Thursday, October 1, 2009

Rules for being a College Football Fan

From the Seattle Times 10/1

The tenets of faith in college football

Rule No. 1: No bigamy. You have one school that you get to be passionate about: The one you attended.

Exception 1: If you attended a school from a lower division or one that did not field a football team. Then you get to root for the team you cheered for as a kid or the team in a city where you have lived for more than 10 years.

Exception 2: If you did not go to college, you generally get three choices. 1) You can root for the school with a direct family link, preferably a parent, and cousins don't count. 2) A school with a clear geographic link to where you live. 3) You attended a game involving that team that resulted in a life-changing experience. (You were moved to tears, you found love, etc.).

Rule No. 2: You can like teams in other conferences.

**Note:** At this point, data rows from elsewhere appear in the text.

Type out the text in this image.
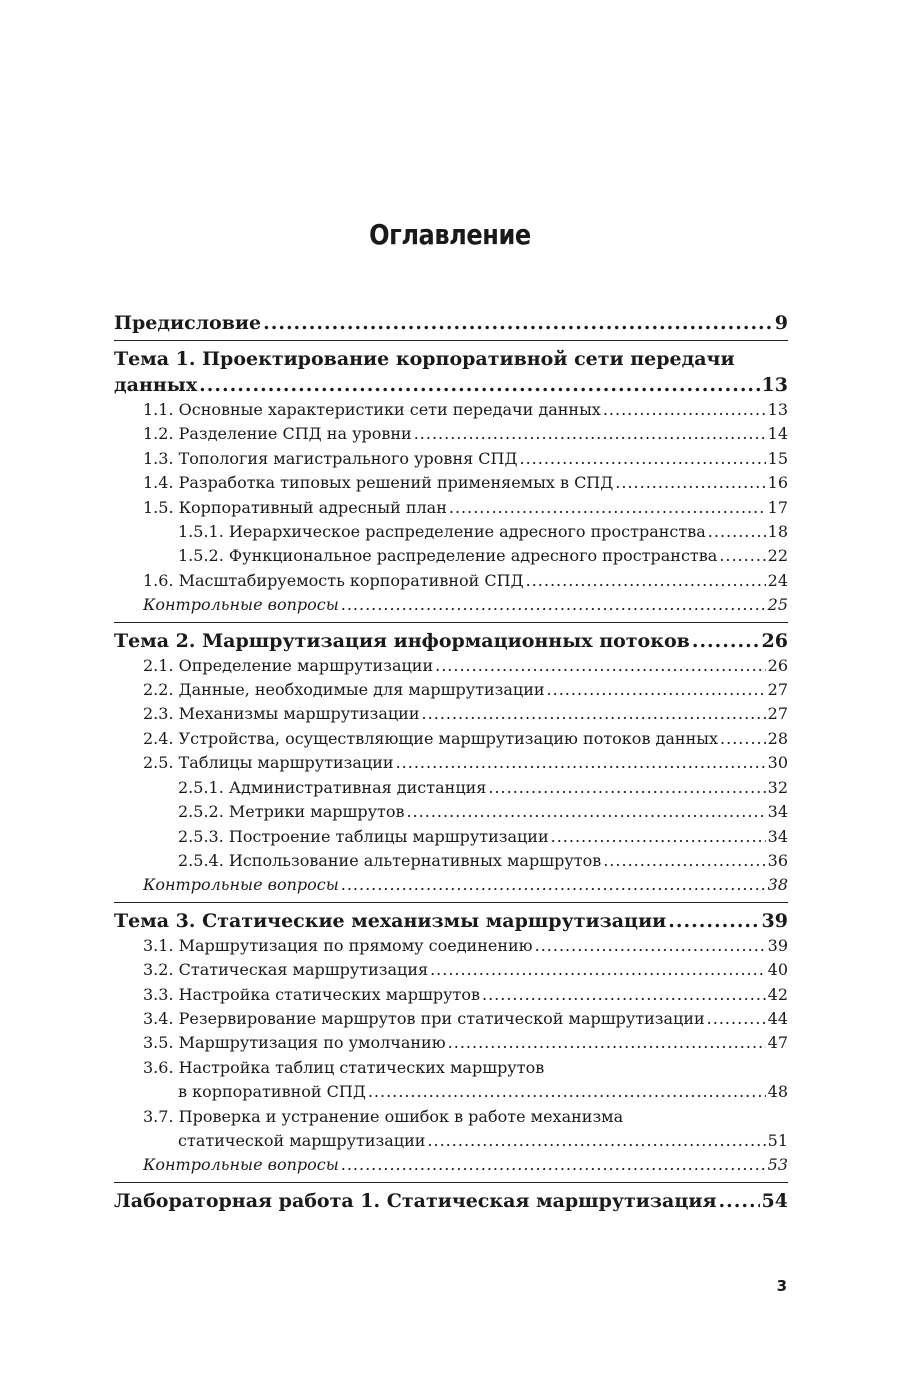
Оглавление
Предисловие .....	9
Тема 1. Проектирование корпоративной сети передачи
данных .....	13
1.1. Основные характеристики сети передачи данных .....	13
1.2. Разделение СПД на уровни .....	14
1.3. Топология магистрального уровня СПД .....	15
1.4. Разработка типовых решений применяемых в СПД .....	16
1.5. Корпоративный адресный план .....	17
1.5.1. Иерархическое распределение адресного пространства .....	18
1.5.2. Функциональное распределение адресного пространства .....	22
1.6. Масштабируемость корпоративной СПД .....	24
Контрольные вопросы .....	25
Тема 2. Маршрутизация информационных потоков .....	26
2.1. Определение маршрутизации .....	26
2.2. Данные, необходимые для маршрутизации .....	27
2.3. Механизмы маршрутизации .....	27
2.4. Устройства, осуществляющие маршрутизацию потоков данных .....	28
2.5. Таблицы маршрутизации .....	30
2.5.1. Административная дистанция .....	32
2.5.2. Метрики маршрутов .....	34
2.5.3. Построение таблицы маршрутизации .....	34
2.5.4. Использование альтернативных маршрутов .....	36
Контрольные вопросы .....	38
Тема 3. Статические механизмы маршрутизации .....	39
3.1. Маршрутизация по прямому соединению .....	39
3.2. Статическая маршрутизация .....	40
3.3. Настройка статических маршрутов .....	42
3.4. Резервирование маршрутов при статической маршрутизации .....	44
3.5. Маршрутизация по умолчанию .....	47
3.6. Настройка таблиц статических маршрутов
в корпоративной СПД .....	48
3.7. Проверка и устранение ошибок в работе механизма
статической маршрутизации .....	51
Контрольные вопросы .....	53
Лабораторная работа 1. Статическая маршрутизация ..... 54
3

These are like harmless little crushes and can be based on anything from a preference for a certain player, style of play or uniform colors. You can even own a T-shirt if you want, but the outcomes of these games should never affect your mood or prompt you to curse.

There are two restrictions with regard to these little flings.

Restriction 1: There can be no ambiguity who you cheer for when the schools meet.

Restriction 2: They must be from other conferences. When it comes to teams in your school's conference you are required to root only for the outcome that best helps your school.

Corollary to Restriction 2: You should generally root for a team from your school's conference when it plays outside the conference. The only exceptions are when that team is part of your school's axis of evil (cough, cough, Oregon, cough, cough) and then by all means you are entitled to root against them at will.

Rule No. 3: For individuals possessing multiple degrees, the institution of undergraduate study holds a position of preeminence. You are encouraged to follow institutions of postgraduate work and allowed to own T-shirts and hats and even express disappointment when those teams lose. It's a secondary affiliation, though, and unless the undergraduate institution played a lower level of football, it still holds sway.

Danny O'Neil

1 comment:

  1. Yesss...this means I don't EVER have to cheer for the Ducks!!